Opcodes are 2N, so Code Loops up to 8 opcodes, will sync as 2*8+1w = 17 SysCLK
ie if you know the Address-Change, you know the cycles = cycle-deterministic
What if the code misses that Next-Rotate aperture ? - and still needs cycle-deterministic operation, I think next-spoke is now
It is rare to have such elasticity and need cycle-determinism, but those cases could use *WAITxx to realign to hard real time.
That change in Throughput Cycles, by Nibble-Change, can be used to our advantage if we can carefully choose the next-nibble Address to write to
Taking one example of Next-Nibble Address Adder set for a Starting Nibble address of 0xA, and a tight Code loop that is 3 Opcodes.(6 SysCLK), giving an Address Adder of 7
Note we now have high speed, 7 cycle cycle-deterministic capture/buffering.
Also notice how the RAM Block fills, and 16 writes later, it returns to the same Nibble.
At this point, a Nibble_Carry is generated, and the next block is selected, before the write/read continues.
Yes, the Block fill is non-sequential, but in RAM FIFO/Buffer that detail does not matter, Provided the read starts the same, and uses the same INC, the same coverage is guaranteed. (everyone scrambles their RAM pins on PCBs, right ?)

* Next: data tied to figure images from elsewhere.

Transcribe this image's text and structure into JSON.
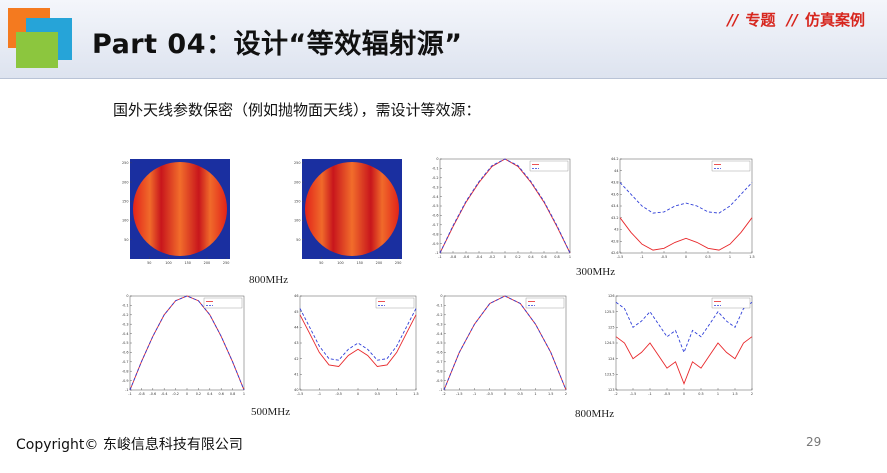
{
  "slide": {
    "title": "Part 04：设计“等效辐射源”",
    "tag_items": [
      {
        "slash": "//",
        "label": "专题"
      },
      {
        "slash": "//",
        "label": "仿真案例"
      }
    ],
    "subtitle": "国外天线参数保密（例如抛物面天线），需设计等效源：",
    "freq_labels": [
      "800MHz",
      "300MHz",
      "500MHz",
      "800MHz"
    ],
    "footer": "Copyright© 东峻信息科技有限公司",
    "page_number": "29"
  },
  "colors": {
    "accent_red": "#d7261e",
    "series_red": "#e8282b",
    "series_blue": "#2f3fd8",
    "heatmap_bg": "#1a2fa0"
  },
  "chart_data": [
    {
      "type": "heatmap",
      "title": "",
      "xlabel": "",
      "ylabel": "",
      "xlim": [
        0,
        260
      ],
      "ylim": [
        0,
        260
      ],
      "xticks": [
        50,
        100,
        150,
        200,
        250
      ],
      "yticks": [
        50,
        100,
        150,
        200,
        250
      ]
    },
    {
      "type": "heatmap",
      "title": "",
      "xlabel": "",
      "ylabel": "",
      "xlim": [
        0,
        260
      ],
      "ylim": [
        0,
        260
      ],
      "xticks": [
        50,
        100,
        150,
        200,
        250
      ],
      "yticks": [
        50,
        100,
        150,
        200,
        250
      ]
    },
    {
      "type": "line",
      "title": "",
      "xlabel": "",
      "ylabel": "",
      "xlim": [
        -1,
        1
      ],
      "ylim": [
        -1,
        0
      ],
      "xticks": [
        -1,
        -0.8,
        -0.6,
        -0.4,
        -0.2,
        0,
        0.2,
        0.4,
        0.6,
        0.8,
        1
      ],
      "yticks": [
        0,
        -0.1,
        -0.2,
        -0.3,
        -0.4,
        -0.5,
        -0.6,
        -0.7,
        -0.8,
        -0.9,
        -1
      ],
      "legend": [
        "",
        ""
      ],
      "x": [
        -1,
        -0.8,
        -0.6,
        -0.4,
        -0.2,
        0,
        0.2,
        0.4,
        0.6,
        0.8,
        1
      ],
      "series": [
        {
          "values": [
            -1,
            -0.72,
            -0.46,
            -0.25,
            -0.08,
            0,
            -0.08,
            -0.25,
            -0.46,
            -0.72,
            -1
          ]
        },
        {
          "values": [
            -1,
            -0.71,
            -0.45,
            -0.24,
            -0.07,
            0,
            -0.07,
            -0.24,
            -0.45,
            -0.71,
            -1
          ]
        }
      ]
    },
    {
      "type": "line",
      "title": "",
      "xlabel": "",
      "ylabel": "",
      "xlim": [
        -1.5,
        1.5
      ],
      "ylim": [
        42.6,
        44.2
      ],
      "xticks": [
        -1.5,
        -1,
        -0.5,
        0,
        0.5,
        1,
        1.5
      ],
      "yticks": [
        44.2,
        44,
        43.8,
        43.6,
        43.4,
        43.2,
        43,
        42.8,
        42.6
      ],
      "legend": [
        "",
        ""
      ],
      "x": [
        -1.5,
        -1.25,
        -1,
        -0.75,
        -0.5,
        -0.25,
        0,
        0.25,
        0.5,
        0.75,
        1,
        1.25,
        1.5
      ],
      "series": [
        {
          "values": [
            43.2,
            42.95,
            42.75,
            42.65,
            42.68,
            42.78,
            42.85,
            42.78,
            42.68,
            42.65,
            42.75,
            42.95,
            43.2
          ]
        },
        {
          "values": [
            43.8,
            43.6,
            43.4,
            43.28,
            43.3,
            43.4,
            43.45,
            43.4,
            43.3,
            43.28,
            43.4,
            43.6,
            43.8
          ]
        }
      ]
    },
    {
      "type": "line",
      "title": "",
      "xlabel": "",
      "ylabel": "",
      "xlim": [
        -1,
        1
      ],
      "ylim": [
        -1,
        0
      ],
      "xticks": [
        -1,
        -0.8,
        -0.6,
        -0.4,
        -0.2,
        0,
        0.2,
        0.4,
        0.6,
        0.8,
        1
      ],
      "yticks": [
        0,
        -0.1,
        -0.2,
        -0.3,
        -0.4,
        -0.5,
        -0.6,
        -0.7,
        -0.8,
        -0.9,
        -1
      ],
      "legend": [
        "",
        ""
      ],
      "x": [
        -1,
        -0.8,
        -0.6,
        -0.4,
        -0.2,
        0,
        0.2,
        0.4,
        0.6,
        0.8,
        1
      ],
      "series": [
        {
          "values": [
            -1,
            -0.7,
            -0.43,
            -0.2,
            -0.05,
            0,
            -0.05,
            -0.2,
            -0.43,
            -0.7,
            -1
          ]
        },
        {
          "values": [
            -1,
            -0.7,
            -0.43,
            -0.2,
            -0.05,
            0,
            -0.05,
            -0.2,
            -0.43,
            -0.7,
            -1
          ]
        }
      ]
    },
    {
      "type": "line",
      "title": "",
      "xlabel": "",
      "ylabel": "",
      "xlim": [
        -1.5,
        1.5
      ],
      "ylim": [
        40,
        46
      ],
      "xticks": [
        -1.5,
        -1,
        -0.5,
        0,
        0.5,
        1,
        1.5
      ],
      "yticks": [
        46,
        45,
        44,
        43,
        42,
        41,
        40
      ],
      "legend": [
        "",
        ""
      ],
      "x": [
        -1.5,
        -1.25,
        -1,
        -0.75,
        -0.5,
        -0.25,
        0,
        0.25,
        0.5,
        0.75,
        1,
        1.25,
        1.5
      ],
      "series": [
        {
          "values": [
            44.8,
            43.6,
            42.4,
            41.6,
            41.5,
            42.2,
            42.6,
            42.2,
            41.5,
            41.6,
            42.4,
            43.6,
            44.8
          ]
        },
        {
          "values": [
            45.2,
            44.0,
            42.8,
            42.0,
            41.9,
            42.6,
            43.0,
            42.6,
            41.9,
            42.0,
            42.8,
            44.0,
            45.2
          ]
        }
      ]
    },
    {
      "type": "line",
      "title": "",
      "xlabel": "",
      "ylabel": "",
      "xlim": [
        -2,
        2
      ],
      "ylim": [
        -1,
        0
      ],
      "xticks": [
        -2,
        -1.5,
        -1,
        -0.5,
        0,
        0.5,
        1,
        1.5,
        2
      ],
      "yticks": [
        0,
        -0.1,
        -0.2,
        -0.3,
        -0.4,
        -0.5,
        -0.6,
        -0.7,
        -0.8,
        -0.9,
        -1
      ],
      "legend": [
        "",
        ""
      ],
      "x": [
        -2,
        -1.5,
        -1,
        -0.5,
        0,
        0.5,
        1,
        1.5,
        2
      ],
      "series": [
        {
          "values": [
            -1,
            -0.6,
            -0.3,
            -0.08,
            0,
            -0.08,
            -0.3,
            -0.6,
            -1
          ]
        },
        {
          "values": [
            -1,
            -0.6,
            -0.3,
            -0.08,
            0,
            -0.08,
            -0.3,
            -0.6,
            -1
          ]
        }
      ]
    },
    {
      "type": "line",
      "title": "",
      "xlabel": "",
      "ylabel": "",
      "xlim": [
        -2,
        2
      ],
      "ylim": [
        123,
        126
      ],
      "xticks": [
        -2,
        -1.5,
        -1,
        -0.5,
        0,
        0.5,
        1,
        1.5,
        2
      ],
      "yticks": [
        126,
        125.5,
        125,
        124.5,
        124,
        123.5,
        123
      ],
      "legend": [
        "",
        ""
      ],
      "x": [
        -2,
        -1.75,
        -1.5,
        -1.25,
        -1,
        -0.75,
        -0.5,
        -0.25,
        0,
        0.25,
        0.5,
        0.75,
        1,
        1.25,
        1.5,
        1.75,
        2
      ],
      "series": [
        {
          "values": [
            124.7,
            124.5,
            124.0,
            124.2,
            124.5,
            124.1,
            123.7,
            123.9,
            123.2,
            123.9,
            123.7,
            124.1,
            124.5,
            124.2,
            124.0,
            124.5,
            124.7
          ]
        },
        {
          "values": [
            125.8,
            125.6,
            125.0,
            125.2,
            125.5,
            125.1,
            124.7,
            124.9,
            124.2,
            124.9,
            124.7,
            125.1,
            125.5,
            125.2,
            125.0,
            125.6,
            125.8
          ]
        }
      ]
    }
  ]
}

The details mean FIFO/Buffer memory would be allocated in 16N Chunks, but it does not need to use 100% of that.( and tools are likely to have 16N support )
This is valid for Odd-number Deltas of 1,3,5,7,9,11,13,15, which infer CODE loops any of ?,2,4,6,8,10,12,14 + 1Wait. (even numbers are more sparse, they can be supported, or ignored - not sure yet which is best )
Such address and Nibble_Carry handling can be done in SW, but the real key is to have simple HW do this Fast Buffer form of Spoke-Increment handling, leaving the Loop code to be smaller and faster.
REPS is an ideal opcode to pair here.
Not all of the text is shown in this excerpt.